For we both knew that our task was without hope.

As I have said, I knew something of Fitz-Warrener's people, and I could not help lingering there, where I could do no good, when I knew that I was wanted elsewhere.

Suddenly his lips moved, and Sister, kneeling down on the floor, bent over him.

I could not hear what he said, but I think she did. I saw her lips frame the whisper "Yes" in reply, and over her

face there swept suddenly a look of great tenderness.

After a little pause she rose and came to me.

"Who is he?" she asked.

"Fitz-Warrener of the Naval Brigade.
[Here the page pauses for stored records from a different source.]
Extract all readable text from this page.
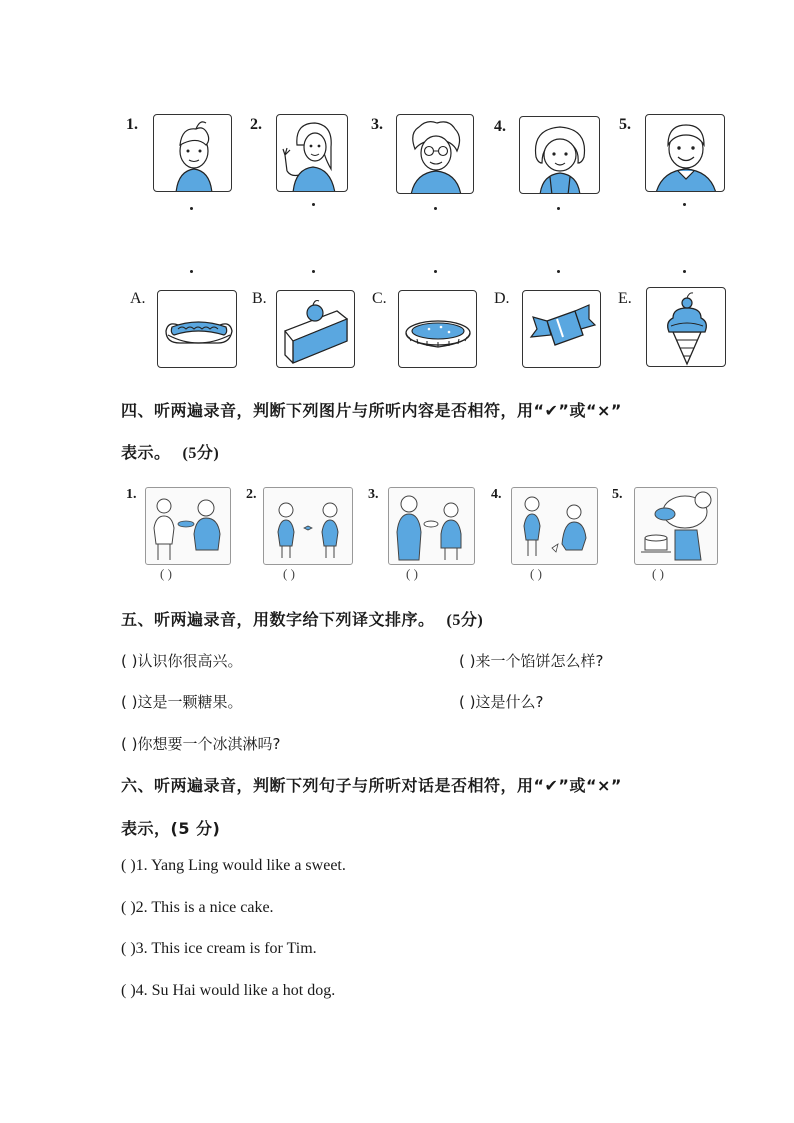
1.	2.	3.	4.	5.
A.	B.	C.	D.	E.
四、听两遍录音，判断下列图片与所听内容是否相符，用“✔”或“×”
表示。 (5分)
1.
( )
2.
( )
3.
( )
4.
( )
5.
( )
五、听两遍录音，用数字给下列译文排序。 (5分)
( )认识你很高兴。	( )来一个馅饼怎么样?
( )这是一颗糖果。	( )这是什么?
( )你想要一个冰淇淋吗?
六、听两遍录音，判断下列句子与所听对话是否相符，用“✔”或“×”
表示，(5 分)
( )1. Yang Ling would like a sweet.
( )2. This is a nice cake.
( )3. This ice cream is for Tim.
( )4. Su Hai would like a hot dog.
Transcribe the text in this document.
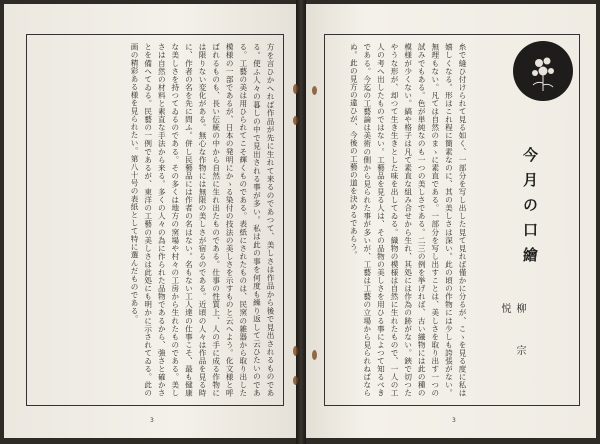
方を言ひかへれば作品が先に生れて来るのであつて、美しさは作品から後で見出されるものである。使ふ人々の暮しの中で見出される事が多い。私は此の事を何度も繰り返して云ひたいのである。工藝の美は用ひられてこそ輝くものである。表紙にされたものは、民窯の雑器から取り出した模様の一部であるが、日本の発明にかゝる染付の技法の美しさを示すものと云へよう。化文様と呼ばれるものも、長い伝統の中から自然に生れ出たものである。仕事の性質上、人の手に成る作物には限りない変化がある。無心な作物には無限の美しさが宿るのである。近頃の人々は作品を見る時に、作者の名を先に問ふ。併し民藝品には作者の名はない。名もない工人達の仕事こそ、最も健康な美しさを持つてゐるのである。その多くは地方の窯場や村々の工房から生れたものである。美しさは自然の材料と素直な手法から来る。多くの人々の為に作られた品物であるから、強さと確かさとを備へてゐる。民藝の一例であるが、東洋の工藝の美しさは此処にも明かに示されてゐる。此の画の精彩ある様を見られたい。第八十号の表紙として特に選んだものである。
3
今月の口繪
柳　宗　悦
糸で縫ひ付けられて見る如く、一部分を写し出した見て見れば僅かに分るが、こゝを見る度に私は嬉しくなる。形はこれ程に簡素なのに、其の美しさは深い。此の頃の作物には少しも誇張がない。無理もない。凡ては自然のまゝに素直である。一部分を写し出すことは、美しさを取り出す一つの試みでもある。色が単純なのも一つの美しさである。二三の例を挙げれば、古い織物には此の種の模様が少くない。縞や格子は凡て素直な組み合せから生れ、其処には作為の跡がない。鋏で切つたやうな形が、却つて生き生きとした味を出してゐる。織物の模様は自然に生れたもので、一人の工人の考へ出したものではない。工藝品を見る人は、その品物の美しさを用ひる事によつて知るべきである。今迄の工藝論は美術の側から見られた事が多いが、工藝は工藝の立場から見られねばならぬ。此の見方の違ひが、今後の工藝の道を決めるであらう。
3
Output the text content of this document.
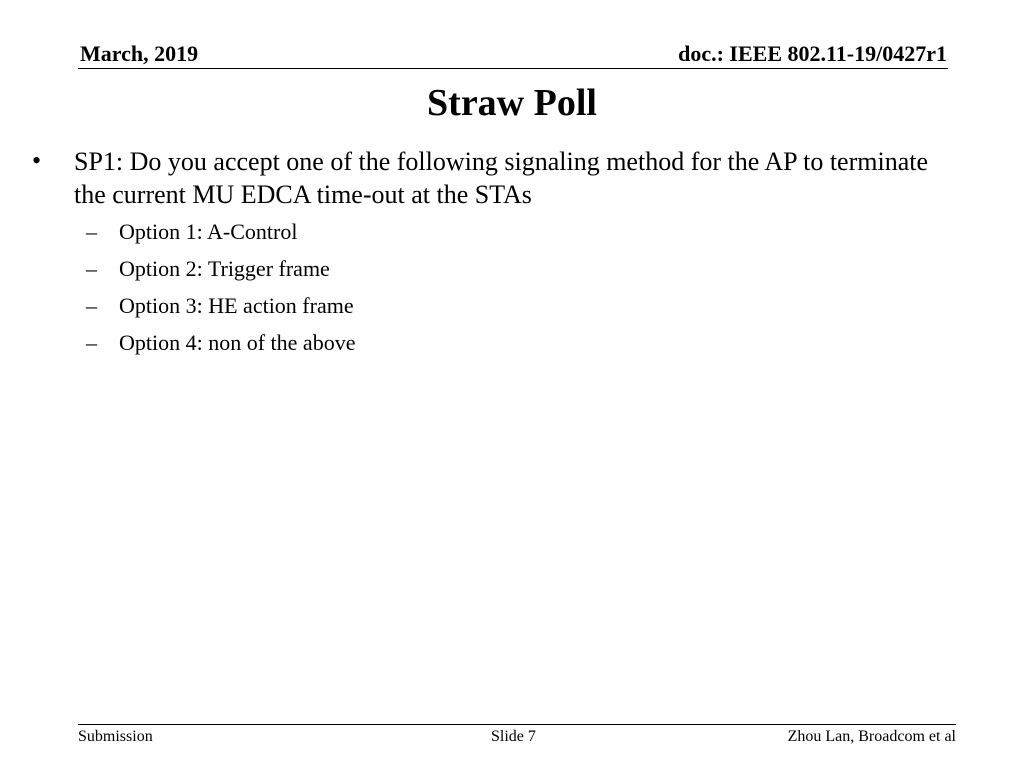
March, 2019	doc.: IEEE 802.11-19/0427r1
Straw Poll
• SP1: Do you accept one of the following signaling method for the AP to terminate the current MU EDCA time-out at the STAs
– Option 1: A-Control
– Option 2: Trigger frame
– Option 3: HE action frame
– Option 4: non of the above
Submission	Slide 7	Zhou Lan, Broadcom et al
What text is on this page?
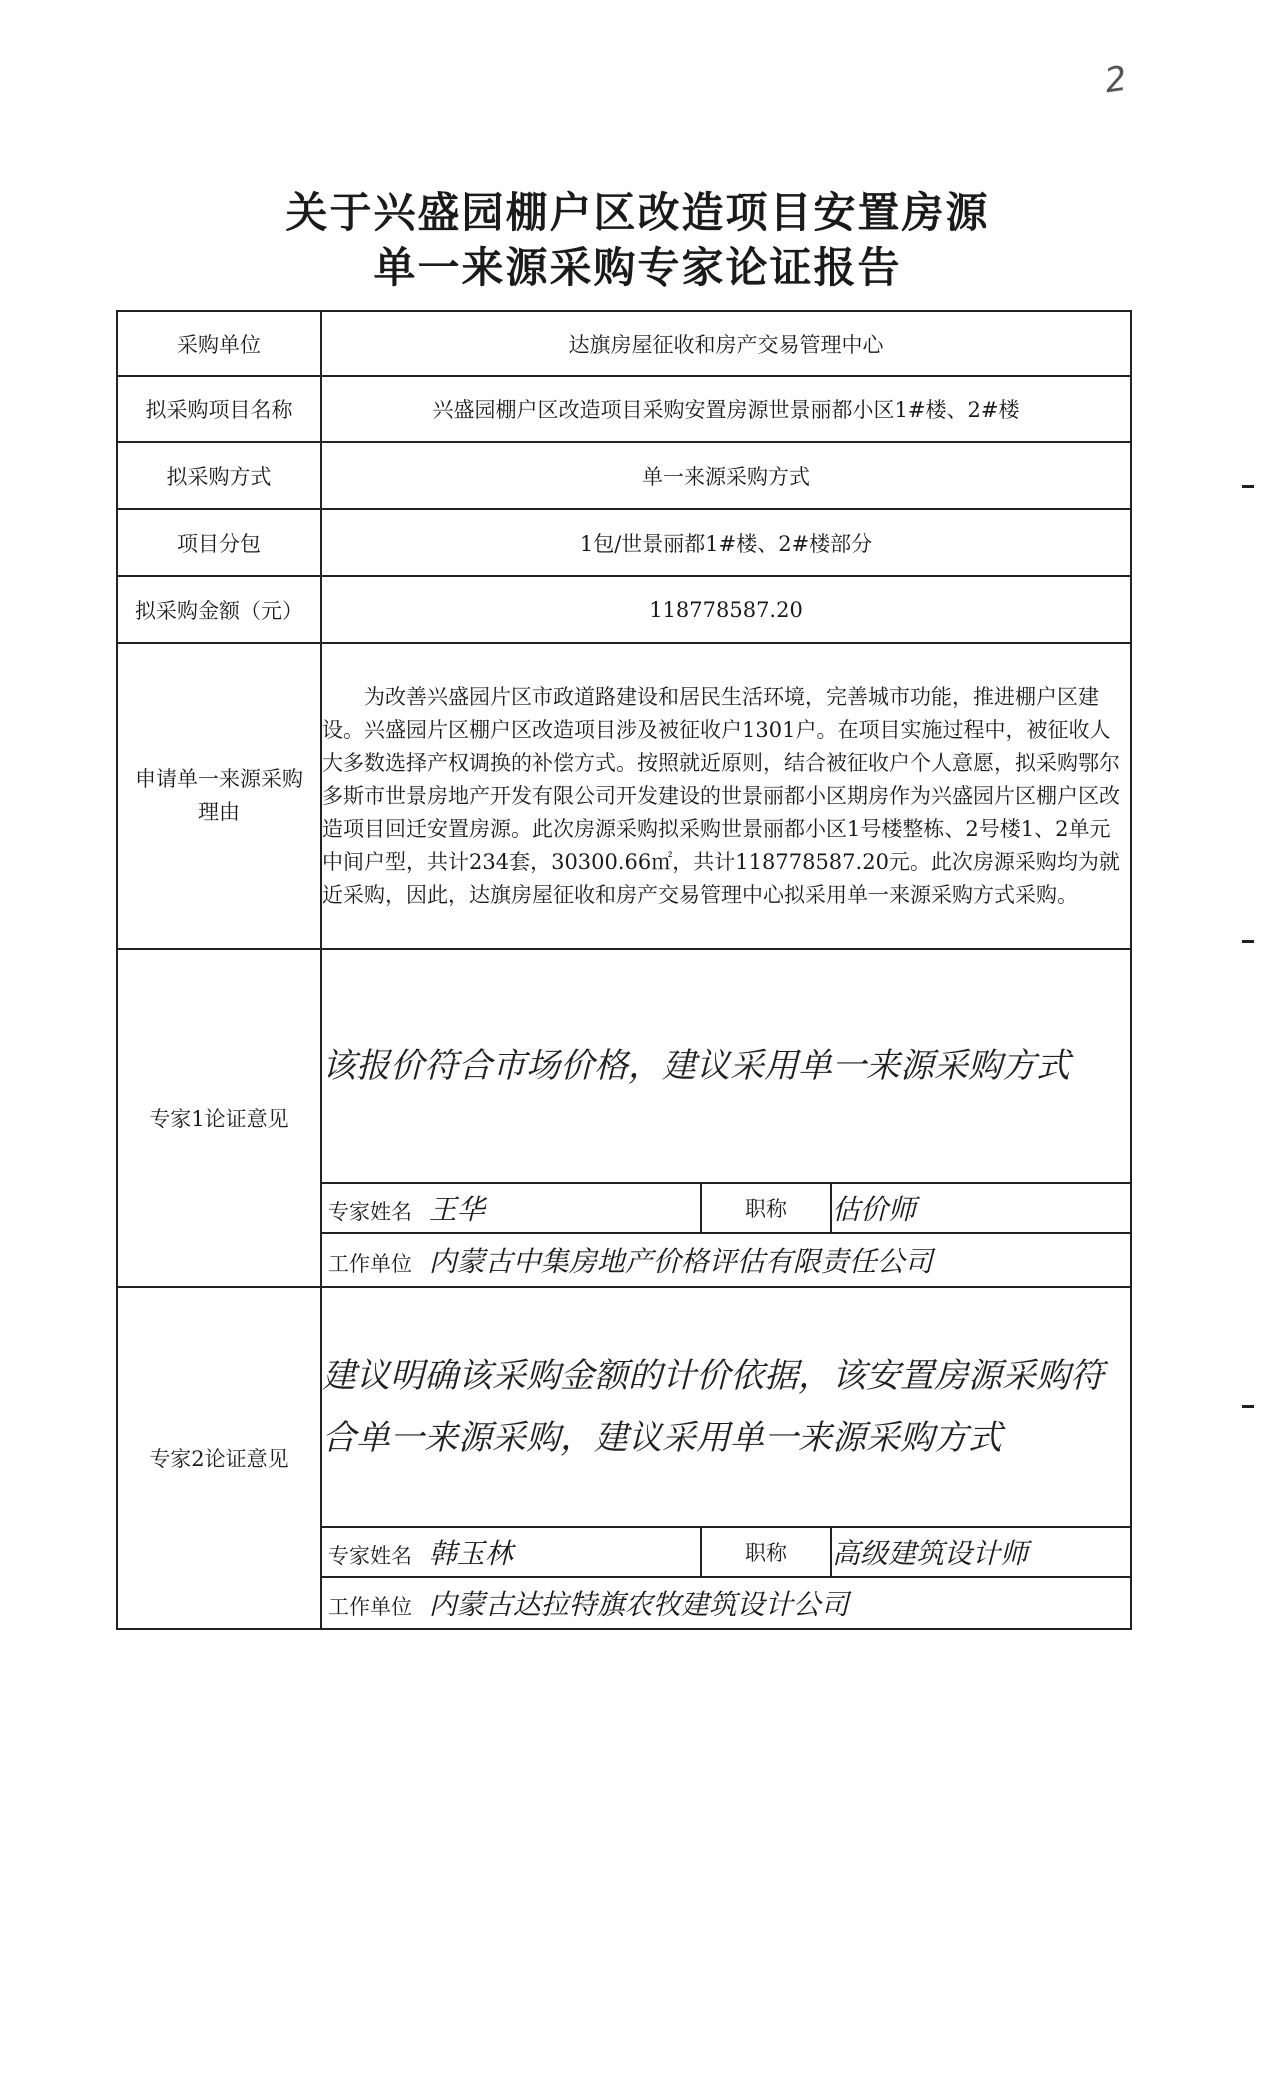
2
关于兴盛园棚户区改造项目安置房源
单一来源采购专家论证报告
采购单位	达旗房屋征收和房产交易管理中心		
拟采购项目名称	兴盛园棚户区改造项目采购安置房源世景丽都小区1#楼、2#楼		
拟采购方式	单一来源采购方式		
项目分包	1包/世景丽都1#楼、2#楼部分		
拟采购金额（元）	118778587.20		
申请单一来源采购理由	为改善兴盛园片区市政道路建设和居民生活环境，完善城市功能，推进棚户区建设。兴盛园片区棚户区改造项目涉及被征收户1301户。在项目实施过程中，被征收人大多数选择产权调换的补偿方式。按照就近原则，结合被征收户个人意愿，拟采购鄂尔多斯市世景房地产开发有限公司开发建设的世景丽都小区期房作为兴盛园片区棚户区改造项目回迁安置房源。此次房源采购拟采购世景丽都小区1号楼整栋、2号楼1、2单元中间户型，共计234套，30300.66㎡，共计118778587.20元。此次房源采购均为就近采购，因此，达旗房屋征收和房产交易管理中心拟采用单一来源采购方式采购。		

专家1论证意见	该报价符合市场价格，建议采用单一来源采购方式		
	专家姓名 王华	职称	估价师
	工作单位 内蒙古中集房地产价格评估有限责任公司		
专家2论证意见	建议明确该采购金额的计价依据，该安置房源采购符合单一来源采购，建议采用单一来源采购方式		
	专家姓名 韩玉林	职称	高级建筑设计师
	工作单位 内蒙古达拉特旗农牧建筑设计公司		
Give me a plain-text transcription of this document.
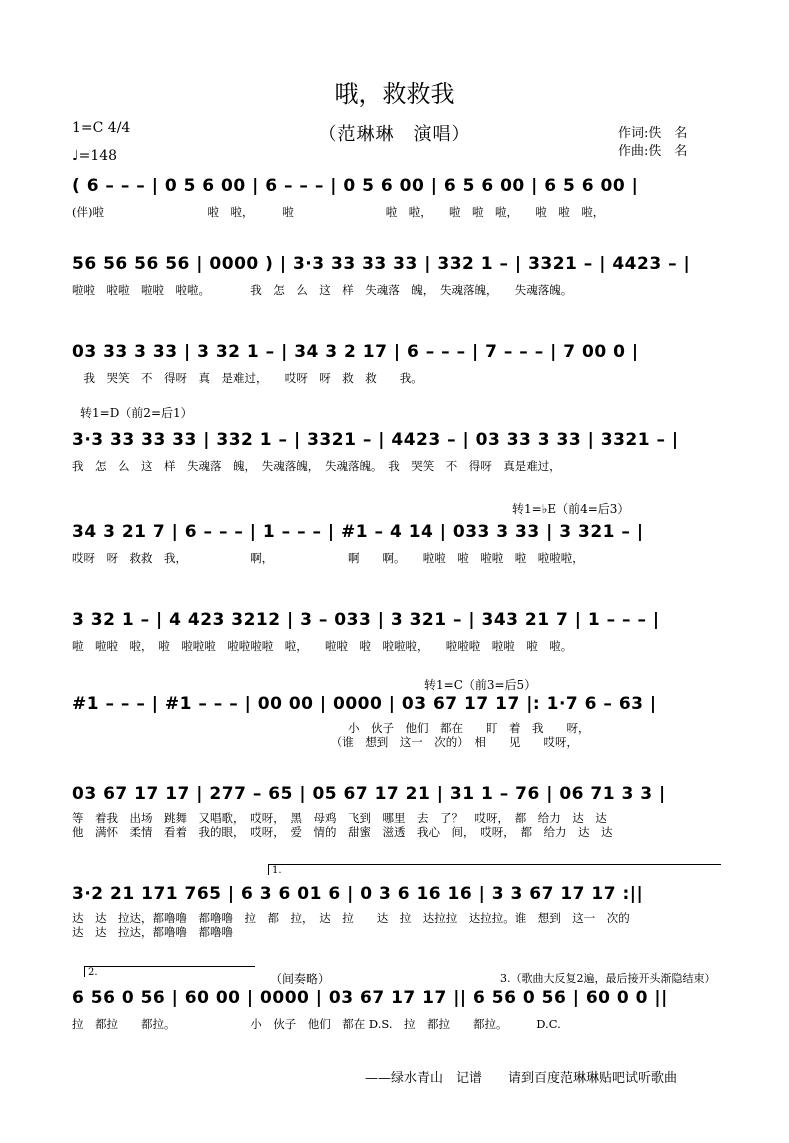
哦，救救我
（范琳琳　演唱）
1=C 4/4
♩=148
作词:佚　名
作曲:佚　名
( 6 – – – | 0 5 6 00 | 6 – – – | 0 5 6 00 | 6 5 6 00 | 6 5 6 00 |
(伴)啦　　　　　　　　　啦　啦，　　　啦　　　　　　　　啦　啦，　　啦　啦　啦，　　啦　啦　啦，
56 56 56 56 | 0000 ) | 3·3 33 33 33 | 332 1 – | 3321 – | 4423 – |
啦啦　啦啦　啦啦　啦啦。　　　　我　怎　么　这　样　失魂落　魄，　失魂落魄，　　失魂落魄。
03 33 3 33 | 3 32 1 – | 34 3 2 17 | 6 – – – | 7 – – – | 7 00 0 |
　我　哭笑　不　得呀　真　是难过，　　哎呀　呀　救　救　　我。
转1=D（前2=后1）
3·3 33 33 33 | 332 1 – | 3321 – | 4423 – | 03 33 3 33 | 3321 – |
我　怎　么　这　样　失魂落　魄，　失魂落魄，　失魂落魄。　我　哭笑　不　得呀　真是难过，
转1=♭E（前4=后3）
34 3 21 7 | 6 – – – | 1 – – – | #1 – 4 14 | 033 3 33 | 3 321 – |
哎呀　呀　救救　我，　　　　　　啊，　　　　　　　啊　　啊。　　啦啦　啦　啦啦　啦　啦啦啦，
3 32 1 – | 4 423 3212 | 3 – 033 | 3 321 – | 343 21 7 | 1 – – – |
啦　啦啦　啦，　啦　啦啦啦　啦啦啦啦　啦，　　啦啦　啦　啦啦啦，　　啦啦啦　啦啦　啦　啦。
转1=C（前3=后5）
#1 – – – | #1 – – – | 00 00 | 0000 | 03 67 17 17 |: 1·7 6 – 63 |
　　　　　　　　　　　　　　　　　　　　　　　　小　伙子　他们　都在　　盯　着　我　　呀，
　　　　　　　　　　　　　　　　　　　　　　　（谁　想到　这一　次的）　相　　见　　哎呀，
03 67 17 17 | 277 – 65 | 05 67 17 21 | 31 1 – 76 | 06 71 3 3 |
等　着我　出场　跳舞　又唱歌，　哎呀，　黑　母鸡　飞到　哪里　去　了？　哎呀，　都　给力　达　达
他　满怀　柔情　看着　我的眼，　哎呀，　爱　情的　甜蜜　滋透　我心　间，　哎呀，　都　给力　达　达
1.
3·2 21 171 765 | 6 3 6 01 6 | 0 3 6 16 16 | 3 3 67 17 17 :||
达　达　拉达，都噜噜　都噜噜　拉　都　拉，　达　拉　　达　拉　达拉拉　达拉拉。谁　想到　这一　次的
达　达　拉达，都噜噜　都噜噜
2.	（间奏略）	3.（歌曲大反复2遍，最后接开头渐隐结束）
6 56 0 56 | 60 00 | 0000 | 03 67 17 17 || 6 56 0 56 | 60 0 0 ||
拉　都拉　　都拉。　　　　　　　小　伙子　他们　都在 D.S.　拉　都拉　　都拉。　　　D.C.
——绿水青山　记谱　　请到百度范琳琳贴吧试听歌曲
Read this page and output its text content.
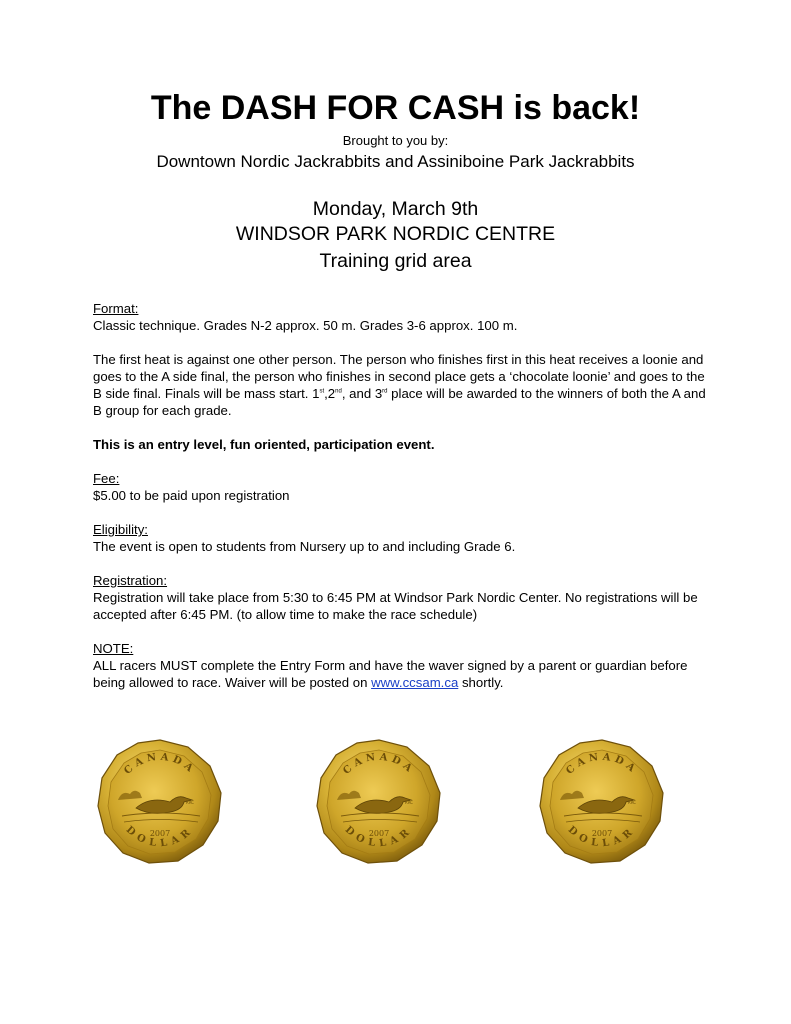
The DASH FOR CASH is back!
Brought to you by:
Downtown Nordic Jackrabbits and Assiniboine Park Jackrabbits
Monday, March 9th
WINDSOR PARK NORDIC CENTRE
Training grid area

Format:

Classic technique. Grades N-2 approx. 50 m. Grades 3-6 approx. 100 m.

The first heat is against one other person. The person who finishes first in this heat receives a loonie and goes to the A side final, the person who finishes in second place gets a ‘chocolate loonie’ and goes to the B side final. Finals will be mass start. 1st,2nd, and 3rd place will be awarded to the winners of both the A and B group for each grade.

This is an entry level, fun oriented, participation event.

Fee:

$5.00 to be paid upon registration

Eligibility:

The event is open to students from Nursery up to and including Grade 6.

Registration:

Registration will take place from 5:30 to 6:45 PM at Windsor Park Nordic Center. No registrations will be accepted after 6:45 PM. (to allow time to make the race schedule)

NOTE:

ALL racers MUST complete the Entry Form and have the waver signed by a parent or guardian before being allowed to race. Waiver will be posted on www.ccsam.ca shortly.

CANADA
DOLLAR
2007
RRC
CANADA
DOLLAR
2007
RRC
CANADA
DOLLAR
2007
RRC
Do you know him?"

"No, I never heard of him. Of course it is quite hopeless?" "Quite.'

She returned to her position by the bedside, with one arm laid across his chest.

Presently he began whispering again, and at intervals she answered him. It suddenly occurred to me that, in his unconsciousness, he was mistaking her for some one else, and that she, for some woman's reason, was deceiving him purposely.

I

In a few moments I was sure of this. I tried not to look; but I saw it all. saw his poor blind hands wander over her throat and face, up to her hair.

"What is this?" he muttered quite distinctly, with that tone of self-absorption which characterizes the sayings of an unconscious man. "What is this silly cap? "

His fingers wandered on over the snowy linen until they came to the strings. As an aspirant to the title of gentleman, I felt like running away - many doctors know this feeling; as a doctor, I could only stay.

His fingers fumbled with the strings. Still Sister bent over the bed. Perhaps she bent an inch or two nearer. One hand was beneath his neck, supporting the poor, shattered head.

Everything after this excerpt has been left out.